The book winds three strands into a strong braid. Carol and her husband, Gene, share their personal experience learning to live with a radically altered idea of "normal" life. Kent shares cameos of other believers whose lives have been shattered by a wide variety of circumstances and how they adjusted. Weaved into the mix is a brand new way of seeing Mary, the mother of Jesus: as an anguished mother dealing righteously with the suffering of her innocent son.

Refreshingly, Kent is perfectly clear that her own son is not innocent. Throughout the book she unflinchingly faces that her beloved son did in fact do the unthinkable. If you are looking for a storybook ending where "prayer is answered, problems go away, and everyone lives happily ever after," look elsewhere:

This book is about choices—not the kind we place on goal planning charts, but the choices we all need to make when our carefully developed life plan takes a U–turn or comes to a crashing halt … . Would we die too—emotionally, spiritually, and even physically—or would we choose life? We eventually came to a place of realizing we could not change the facts of what happened, but we could decide how we would live our lives in the middle of razor wire, sympathy cards, and deep disappointment. Choosing life, instead of a slow death, has been the beginning of rediscovering hope … .  A new kind of living—harder, but better in some ways, than before. Maddening because we hate the process, but richer because of the pain. Life. Pure and simple. It's a choice. It's a new kind of normal.
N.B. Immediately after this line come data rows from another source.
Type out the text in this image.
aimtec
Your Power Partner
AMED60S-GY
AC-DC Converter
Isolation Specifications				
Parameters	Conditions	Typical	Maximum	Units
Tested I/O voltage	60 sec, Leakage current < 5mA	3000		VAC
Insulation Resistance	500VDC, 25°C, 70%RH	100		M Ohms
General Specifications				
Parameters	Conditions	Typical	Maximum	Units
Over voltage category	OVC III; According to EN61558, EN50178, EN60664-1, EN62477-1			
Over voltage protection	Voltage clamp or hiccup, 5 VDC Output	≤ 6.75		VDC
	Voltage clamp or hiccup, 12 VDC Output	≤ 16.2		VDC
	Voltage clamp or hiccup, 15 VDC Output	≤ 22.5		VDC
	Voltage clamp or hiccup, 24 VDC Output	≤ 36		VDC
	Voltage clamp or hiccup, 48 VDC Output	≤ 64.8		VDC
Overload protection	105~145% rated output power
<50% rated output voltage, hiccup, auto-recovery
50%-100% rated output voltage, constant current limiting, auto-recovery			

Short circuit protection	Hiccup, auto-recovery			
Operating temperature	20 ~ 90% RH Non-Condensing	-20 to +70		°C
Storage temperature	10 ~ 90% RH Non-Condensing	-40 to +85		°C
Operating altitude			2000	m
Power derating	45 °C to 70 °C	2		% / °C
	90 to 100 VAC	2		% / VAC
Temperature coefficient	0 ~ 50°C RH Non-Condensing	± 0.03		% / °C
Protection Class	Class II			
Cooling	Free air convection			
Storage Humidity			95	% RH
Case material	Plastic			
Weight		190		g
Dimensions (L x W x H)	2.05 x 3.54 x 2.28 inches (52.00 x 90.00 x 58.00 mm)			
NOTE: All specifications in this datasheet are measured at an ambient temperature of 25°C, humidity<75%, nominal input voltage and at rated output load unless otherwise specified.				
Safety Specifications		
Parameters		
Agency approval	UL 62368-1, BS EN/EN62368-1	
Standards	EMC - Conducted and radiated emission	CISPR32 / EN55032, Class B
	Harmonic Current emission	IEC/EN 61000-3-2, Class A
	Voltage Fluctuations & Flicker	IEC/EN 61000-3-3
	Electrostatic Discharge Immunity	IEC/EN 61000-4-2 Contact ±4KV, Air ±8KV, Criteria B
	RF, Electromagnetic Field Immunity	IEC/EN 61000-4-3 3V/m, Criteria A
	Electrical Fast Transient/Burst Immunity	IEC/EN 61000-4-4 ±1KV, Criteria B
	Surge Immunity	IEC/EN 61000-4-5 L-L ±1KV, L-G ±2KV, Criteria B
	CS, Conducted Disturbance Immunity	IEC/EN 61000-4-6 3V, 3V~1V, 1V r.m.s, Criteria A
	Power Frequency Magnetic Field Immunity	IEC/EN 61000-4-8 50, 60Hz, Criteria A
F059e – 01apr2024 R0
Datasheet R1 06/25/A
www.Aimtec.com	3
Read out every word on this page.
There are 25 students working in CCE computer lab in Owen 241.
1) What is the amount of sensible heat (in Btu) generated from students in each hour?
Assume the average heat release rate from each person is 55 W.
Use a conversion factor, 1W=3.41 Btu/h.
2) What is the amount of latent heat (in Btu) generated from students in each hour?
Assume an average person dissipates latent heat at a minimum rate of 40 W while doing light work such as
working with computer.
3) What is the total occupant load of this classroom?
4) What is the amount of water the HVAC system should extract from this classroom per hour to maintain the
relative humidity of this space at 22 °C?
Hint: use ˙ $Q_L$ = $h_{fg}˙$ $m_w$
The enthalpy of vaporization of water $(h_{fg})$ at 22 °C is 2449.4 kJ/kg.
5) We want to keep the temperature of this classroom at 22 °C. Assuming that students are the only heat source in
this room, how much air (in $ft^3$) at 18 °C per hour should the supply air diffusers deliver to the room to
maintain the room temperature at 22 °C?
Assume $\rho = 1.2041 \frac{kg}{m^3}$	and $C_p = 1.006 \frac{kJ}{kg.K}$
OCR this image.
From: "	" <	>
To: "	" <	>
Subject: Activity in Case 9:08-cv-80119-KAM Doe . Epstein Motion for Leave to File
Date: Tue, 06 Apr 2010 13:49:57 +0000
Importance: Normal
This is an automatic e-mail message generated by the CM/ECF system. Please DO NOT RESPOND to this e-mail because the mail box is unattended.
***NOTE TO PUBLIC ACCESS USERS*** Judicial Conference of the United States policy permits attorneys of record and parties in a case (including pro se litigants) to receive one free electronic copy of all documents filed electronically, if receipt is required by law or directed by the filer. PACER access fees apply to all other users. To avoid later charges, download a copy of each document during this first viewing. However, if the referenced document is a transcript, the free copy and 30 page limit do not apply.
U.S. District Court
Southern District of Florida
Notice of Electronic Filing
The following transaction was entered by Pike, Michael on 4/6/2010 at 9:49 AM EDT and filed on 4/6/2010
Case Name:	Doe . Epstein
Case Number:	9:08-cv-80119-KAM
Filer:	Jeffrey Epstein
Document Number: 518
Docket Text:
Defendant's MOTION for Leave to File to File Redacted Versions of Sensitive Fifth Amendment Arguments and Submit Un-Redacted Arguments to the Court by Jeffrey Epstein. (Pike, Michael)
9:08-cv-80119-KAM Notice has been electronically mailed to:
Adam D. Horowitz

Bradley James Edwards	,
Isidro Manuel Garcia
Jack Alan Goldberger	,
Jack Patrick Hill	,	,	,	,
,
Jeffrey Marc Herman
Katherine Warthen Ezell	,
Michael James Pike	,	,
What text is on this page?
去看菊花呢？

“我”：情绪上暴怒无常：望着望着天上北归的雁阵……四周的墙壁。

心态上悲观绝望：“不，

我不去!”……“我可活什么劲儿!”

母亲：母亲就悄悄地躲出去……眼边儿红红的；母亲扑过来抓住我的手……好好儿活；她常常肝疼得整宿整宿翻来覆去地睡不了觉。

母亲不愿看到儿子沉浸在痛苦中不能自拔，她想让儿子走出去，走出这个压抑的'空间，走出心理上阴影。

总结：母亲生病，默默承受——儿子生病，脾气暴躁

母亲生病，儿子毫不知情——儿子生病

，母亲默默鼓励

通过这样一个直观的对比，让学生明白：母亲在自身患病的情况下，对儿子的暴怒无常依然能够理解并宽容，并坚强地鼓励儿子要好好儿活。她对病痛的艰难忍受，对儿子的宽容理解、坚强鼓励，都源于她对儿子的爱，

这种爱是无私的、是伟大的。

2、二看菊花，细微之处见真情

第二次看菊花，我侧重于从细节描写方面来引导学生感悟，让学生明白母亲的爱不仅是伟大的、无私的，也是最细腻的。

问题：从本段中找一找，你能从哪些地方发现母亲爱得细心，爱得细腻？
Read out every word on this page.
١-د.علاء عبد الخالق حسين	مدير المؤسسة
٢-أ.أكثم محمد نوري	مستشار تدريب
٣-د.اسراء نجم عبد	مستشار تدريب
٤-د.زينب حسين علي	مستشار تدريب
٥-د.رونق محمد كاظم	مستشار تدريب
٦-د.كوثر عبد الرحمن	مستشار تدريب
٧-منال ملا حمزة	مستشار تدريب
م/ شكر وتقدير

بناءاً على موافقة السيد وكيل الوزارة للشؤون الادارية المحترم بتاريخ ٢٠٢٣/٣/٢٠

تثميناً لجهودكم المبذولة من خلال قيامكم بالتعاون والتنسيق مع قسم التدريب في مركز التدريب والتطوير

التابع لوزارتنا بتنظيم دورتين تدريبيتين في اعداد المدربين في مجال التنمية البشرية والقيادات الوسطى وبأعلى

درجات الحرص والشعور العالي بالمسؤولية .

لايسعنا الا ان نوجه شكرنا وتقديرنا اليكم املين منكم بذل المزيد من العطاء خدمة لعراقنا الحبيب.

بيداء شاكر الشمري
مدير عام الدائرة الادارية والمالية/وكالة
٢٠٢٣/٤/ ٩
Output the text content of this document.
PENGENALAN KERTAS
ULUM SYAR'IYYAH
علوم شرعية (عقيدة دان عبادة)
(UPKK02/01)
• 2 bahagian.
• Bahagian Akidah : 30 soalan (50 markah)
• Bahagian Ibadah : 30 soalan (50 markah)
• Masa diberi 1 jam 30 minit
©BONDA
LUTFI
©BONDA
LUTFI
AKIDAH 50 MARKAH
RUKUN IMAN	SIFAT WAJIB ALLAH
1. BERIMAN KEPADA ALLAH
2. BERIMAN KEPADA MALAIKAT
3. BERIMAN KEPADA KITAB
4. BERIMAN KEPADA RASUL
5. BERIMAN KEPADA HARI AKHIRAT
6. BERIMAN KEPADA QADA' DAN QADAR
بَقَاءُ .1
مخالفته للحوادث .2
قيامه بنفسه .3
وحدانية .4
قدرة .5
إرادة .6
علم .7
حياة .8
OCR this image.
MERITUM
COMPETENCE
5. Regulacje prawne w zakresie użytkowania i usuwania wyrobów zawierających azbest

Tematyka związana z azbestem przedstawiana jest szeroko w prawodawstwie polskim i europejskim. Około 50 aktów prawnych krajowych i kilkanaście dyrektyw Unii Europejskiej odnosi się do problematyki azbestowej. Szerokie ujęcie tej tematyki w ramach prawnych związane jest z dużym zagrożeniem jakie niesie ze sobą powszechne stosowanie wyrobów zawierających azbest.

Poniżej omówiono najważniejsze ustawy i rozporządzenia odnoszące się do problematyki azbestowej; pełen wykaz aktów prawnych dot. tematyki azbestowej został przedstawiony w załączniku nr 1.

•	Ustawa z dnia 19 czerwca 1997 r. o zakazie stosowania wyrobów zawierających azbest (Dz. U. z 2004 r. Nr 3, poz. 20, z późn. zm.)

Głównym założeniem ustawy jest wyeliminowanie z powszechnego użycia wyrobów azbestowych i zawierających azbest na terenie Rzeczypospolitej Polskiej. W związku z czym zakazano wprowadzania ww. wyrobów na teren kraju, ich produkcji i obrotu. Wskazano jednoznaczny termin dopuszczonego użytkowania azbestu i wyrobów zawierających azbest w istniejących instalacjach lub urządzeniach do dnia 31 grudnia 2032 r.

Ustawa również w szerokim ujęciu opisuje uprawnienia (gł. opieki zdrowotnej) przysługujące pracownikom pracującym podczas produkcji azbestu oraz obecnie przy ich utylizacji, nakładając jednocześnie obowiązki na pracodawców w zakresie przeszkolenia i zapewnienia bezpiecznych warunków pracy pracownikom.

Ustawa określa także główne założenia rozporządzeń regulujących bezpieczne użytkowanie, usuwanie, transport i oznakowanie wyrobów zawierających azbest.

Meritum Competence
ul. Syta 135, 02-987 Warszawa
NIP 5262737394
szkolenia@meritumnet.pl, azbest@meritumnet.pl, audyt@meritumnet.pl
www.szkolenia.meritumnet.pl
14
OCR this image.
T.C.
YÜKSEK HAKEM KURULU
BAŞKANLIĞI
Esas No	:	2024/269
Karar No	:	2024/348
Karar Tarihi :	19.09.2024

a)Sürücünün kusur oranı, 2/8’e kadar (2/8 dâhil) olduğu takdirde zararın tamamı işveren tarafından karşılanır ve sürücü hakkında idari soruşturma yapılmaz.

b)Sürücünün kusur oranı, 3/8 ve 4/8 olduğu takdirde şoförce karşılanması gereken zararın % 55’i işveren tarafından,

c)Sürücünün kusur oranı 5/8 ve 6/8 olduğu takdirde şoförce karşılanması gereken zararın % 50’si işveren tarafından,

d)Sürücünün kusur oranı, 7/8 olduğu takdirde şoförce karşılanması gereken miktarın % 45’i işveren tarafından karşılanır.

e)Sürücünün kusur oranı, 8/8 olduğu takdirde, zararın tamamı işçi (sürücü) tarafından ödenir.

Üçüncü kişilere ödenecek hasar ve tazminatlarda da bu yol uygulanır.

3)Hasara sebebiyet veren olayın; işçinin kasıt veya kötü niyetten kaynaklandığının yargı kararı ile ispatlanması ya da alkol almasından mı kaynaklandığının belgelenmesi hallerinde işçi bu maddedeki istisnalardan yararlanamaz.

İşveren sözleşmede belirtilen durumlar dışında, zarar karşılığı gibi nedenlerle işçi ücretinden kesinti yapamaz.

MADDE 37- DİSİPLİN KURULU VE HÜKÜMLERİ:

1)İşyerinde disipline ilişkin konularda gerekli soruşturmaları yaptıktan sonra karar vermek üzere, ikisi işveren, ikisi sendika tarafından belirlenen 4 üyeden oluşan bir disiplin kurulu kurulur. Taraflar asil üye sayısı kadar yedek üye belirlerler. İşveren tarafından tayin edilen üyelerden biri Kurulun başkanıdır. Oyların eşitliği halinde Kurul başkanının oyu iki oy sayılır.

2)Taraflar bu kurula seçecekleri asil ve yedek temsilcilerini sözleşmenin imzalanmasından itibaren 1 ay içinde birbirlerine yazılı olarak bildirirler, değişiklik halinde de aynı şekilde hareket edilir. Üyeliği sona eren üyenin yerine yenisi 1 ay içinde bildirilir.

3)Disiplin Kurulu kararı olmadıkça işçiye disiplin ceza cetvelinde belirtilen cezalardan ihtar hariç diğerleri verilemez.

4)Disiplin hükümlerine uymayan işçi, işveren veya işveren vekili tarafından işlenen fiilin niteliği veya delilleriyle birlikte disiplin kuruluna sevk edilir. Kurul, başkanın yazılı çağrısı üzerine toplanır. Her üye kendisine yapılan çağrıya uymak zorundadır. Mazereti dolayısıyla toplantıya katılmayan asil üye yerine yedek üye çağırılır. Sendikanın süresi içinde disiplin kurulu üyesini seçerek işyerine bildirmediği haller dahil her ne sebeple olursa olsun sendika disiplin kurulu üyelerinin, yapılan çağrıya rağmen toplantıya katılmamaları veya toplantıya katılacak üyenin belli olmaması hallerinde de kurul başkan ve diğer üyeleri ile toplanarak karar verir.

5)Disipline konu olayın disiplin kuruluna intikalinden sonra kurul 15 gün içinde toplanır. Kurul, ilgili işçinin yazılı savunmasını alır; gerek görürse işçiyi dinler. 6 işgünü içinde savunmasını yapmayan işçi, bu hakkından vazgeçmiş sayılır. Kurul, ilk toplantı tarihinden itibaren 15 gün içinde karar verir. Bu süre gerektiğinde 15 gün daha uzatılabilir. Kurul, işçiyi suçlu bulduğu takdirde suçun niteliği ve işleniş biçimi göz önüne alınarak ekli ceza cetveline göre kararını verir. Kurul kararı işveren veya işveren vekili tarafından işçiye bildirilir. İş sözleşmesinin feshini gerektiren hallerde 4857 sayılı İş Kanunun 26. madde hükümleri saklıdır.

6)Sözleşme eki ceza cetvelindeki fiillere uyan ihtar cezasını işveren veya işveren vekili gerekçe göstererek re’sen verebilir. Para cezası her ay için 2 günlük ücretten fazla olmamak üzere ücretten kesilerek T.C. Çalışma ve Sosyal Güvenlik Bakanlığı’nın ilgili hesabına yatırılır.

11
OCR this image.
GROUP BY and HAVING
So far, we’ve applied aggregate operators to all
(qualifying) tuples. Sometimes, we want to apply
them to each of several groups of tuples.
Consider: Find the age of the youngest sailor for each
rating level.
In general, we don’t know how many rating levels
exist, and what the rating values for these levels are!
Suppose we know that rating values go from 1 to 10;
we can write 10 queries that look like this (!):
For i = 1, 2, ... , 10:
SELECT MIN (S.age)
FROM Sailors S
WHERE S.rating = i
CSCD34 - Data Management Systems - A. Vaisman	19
Consider these chapter subtitles:

When despair tries to take me under … I choose life.
When I wonder what God could possibly be thinking … I choose trust.
When I desperately want relief from unrelenting reality …  I choose perseverance.
When I feel oppressed by my disappointment and sorrow … I choose gratitude.
When I want to keep my feelings to myself …  I choose vulnerability.
When nothing goes according to my plan …  I choose relinquishment.
When I want to point the finger …  I choose forgiveness.
When I want to give up … I choose purposeful action.

Sounds a bit like Augustine's famous prayer. But Carol Kent isn't a fifth–century bishop. She's here and now, living these choices out every day.

She sees, feels, and tells the truth about what a difficult process this is. At some points the book is so emotionally truthful, it is painful. Kent addresses the two–steps–forward, one–step–back, minutes–of–joy and hours–of–weeping reality of learning to live with crushed dreams. The result is honest, approachable encouragement for others who are experiencing that same struggle.

So whether she is highlighting specific passages from Scripture that have ministered to her through the ordeal of adapting, or suggesting studies that might be helpful to the reader, Kent always remains deeply grounded. She doesn't treat Bible verses as spiritual band–aids to stick on your wound and cover it up so you can pretend it's only a scratch.

There are questions at the end of each chapter, and they are flat–out wonderful. All alone they are worth the price of the book. They ring with the authenticity of someone who has been there and knows what to ask. They would make excellent focus questions for a small group journeying through pain and toward coping together.  If you are reading alone, journaling through them could help you declare citizenship and begin to live in your altered world.

Few of us will face a crisis as devastating as the shock that crashed the Kents' world. But many of us—maybe all of us—at some point will encounter a challenging situation that permanently alters the rest of our lives. Kent is clear that "Pain is pain is pain." Whether the change is internal or external and whether it impacts our finances, health, or relationships, we will need to adjust to a new kind of normal.

O'Ann Steere is an instructor of psychology at the College of DuPage in Glen Ellyn, Illinois. She has been involved in providing mental health care to missionaries for nearly 20 years.